Truck and trailer brake issues sparks ATA warning


Move to require that activating park brake on a truck activates the spring brakes on connected trailers

Truck and trailer brake issues sparks ATA warning
Truck and trailer brake issues sparks ATA warning
November 25, 2013

A string of incidents involving truck and trailer brakes has prompted an Australian Trucking Association (ATA) alert and is likely to see an Australian design rule (ADR)
change.

Trucking operators should only purchase vehicles where applying the park brake activates the spring brakes on connected trailers, ATA National Policy Manager David Coonan (pictured) says.

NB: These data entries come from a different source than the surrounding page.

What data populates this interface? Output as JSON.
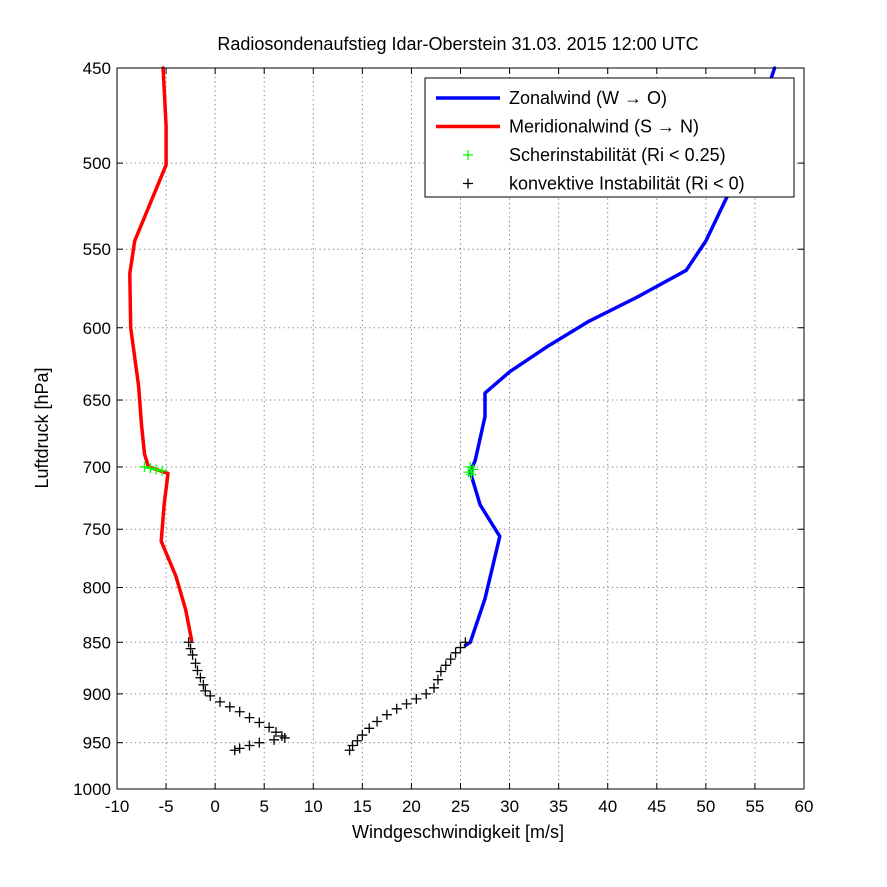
{
  "chart_data": {
    "type": "line",
    "title": "Radiosondenaufstieg Idar-Oberstein 31.03. 2015 12:00 UTC",
    "xlabel": "Windgeschwindigkeit [m/s]",
    "ylabel": "Luftdruck [hPa]",
    "xlim": [
      -10,
      60
    ],
    "ylim": [
      450,
      1000
    ],
    "y_scale": "log",
    "y_reversed": true,
    "x_ticks": [
      -10,
      -5,
      0,
      5,
      10,
      15,
      20,
      25,
      30,
      35,
      40,
      45,
      50,
      55,
      60
    ],
    "y_ticks": [
      450,
      500,
      550,
      600,
      650,
      700,
      750,
      800,
      850,
      900,
      950,
      1000
    ],
    "grid": true,
    "legend_position": "top-right",
    "series": [
      {
        "name": "Zonalwind (W → O)",
        "color": "#0000ff",
        "marker": "none",
        "x": [
          57,
          55,
          52.5,
          50,
          48,
          43,
          38,
          34,
          30,
          27.5,
          27.5,
          26.5,
          26,
          27,
          29,
          27.5,
          26,
          25.5
        ],
        "y": [
          450,
          480,
          515,
          545,
          563,
          580,
          596,
          612,
          630,
          645,
          662,
          695,
          704,
          730,
          756,
          810,
          850,
          853
        ]
      },
      {
        "name": "Meridionalwind (S → N)",
        "color": "#ff0000",
        "marker": "none",
        "x": [
          -5.3,
          -5,
          -5,
          -8.2,
          -8.7,
          -8.6,
          -7.8,
          -7.5,
          -7.2,
          -6.8,
          -4.8,
          -5.2,
          -5.5,
          -4,
          -3,
          -2.4
        ],
        "y": [
          450,
          480,
          501,
          545,
          565,
          600,
          640,
          668,
          690,
          700,
          705,
          730,
          760,
          790,
          820,
          848
        ]
      },
      {
        "name": "Scherinstabilität (Ri < 0.25)",
        "color": "#00ff00",
        "marker": "+",
        "x": [
          26,
          26.3,
          25.8,
          26.1,
          -7.2,
          -6.6,
          -6,
          -5.4
        ],
        "y": [
          700,
          702,
          704,
          706,
          700,
          701,
          702,
          703
        ]
      },
      {
        "name": "konvektive Instabilität (Ri < 0)",
        "color": "#000000",
        "marker": "+",
        "x": [
          25.5,
          25,
          24.5,
          24,
          23.5,
          23,
          22.7,
          22.3,
          21.5,
          20.5,
          19.5,
          18.5,
          17.5,
          16.5,
          15.7,
          15,
          14.5,
          14,
          13.7,
          -2.7,
          -2.5,
          -2.3,
          -2,
          -1.8,
          -1.5,
          -1.2,
          -1,
          -0.5,
          0.5,
          1.5,
          2.5,
          3.5,
          4.5,
          5.5,
          6.2,
          6.8,
          7.1,
          6,
          4.5,
          3.5,
          2.5,
          2
        ],
        "y": [
          850,
          855,
          860,
          866,
          872,
          878,
          886,
          894,
          900,
          905,
          910,
          915,
          921,
          928,
          935,
          942,
          948,
          953,
          958,
          850,
          856,
          862,
          870,
          877,
          884,
          891,
          897,
          902,
          908,
          913,
          918,
          924,
          929,
          934,
          939,
          943,
          945,
          947,
          950,
          953,
          956,
          958
        ]
      }
    ]
  }
}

The ATA is working with the Department of Infrastructure and Regional Development to propose amending ADR35 to require that activating the park brake on a truck activates the spring brakes on its connected trailers.

Trucking operators should consider fitting driver door interlocks that sound an alarm if the door is opened when the transmission is in neutral and the park brake is not applied, it says.

The prime movers involved in the incidents included a Japanese 4x2 prime mover and a European 6x4 prime mover rated for B-doubles.

Coonan says the incidents show there were problems with trucks and prime movers that were deemed to comply with the Australian heavy vehicle design rules because they met European standards.

"The problem is that applying the park brake in some trucks and prime movers that comply with the European brake standard will only apply service air to the brakes on its connected trailers rather than dumping release air to apply the spring brakes," he adds.

"It is unsafe to park a trailer on air, because its brakes would release if the air leaked out of its service system. Its brakes could also release if a driver disconnected the air hoses in the wrong order."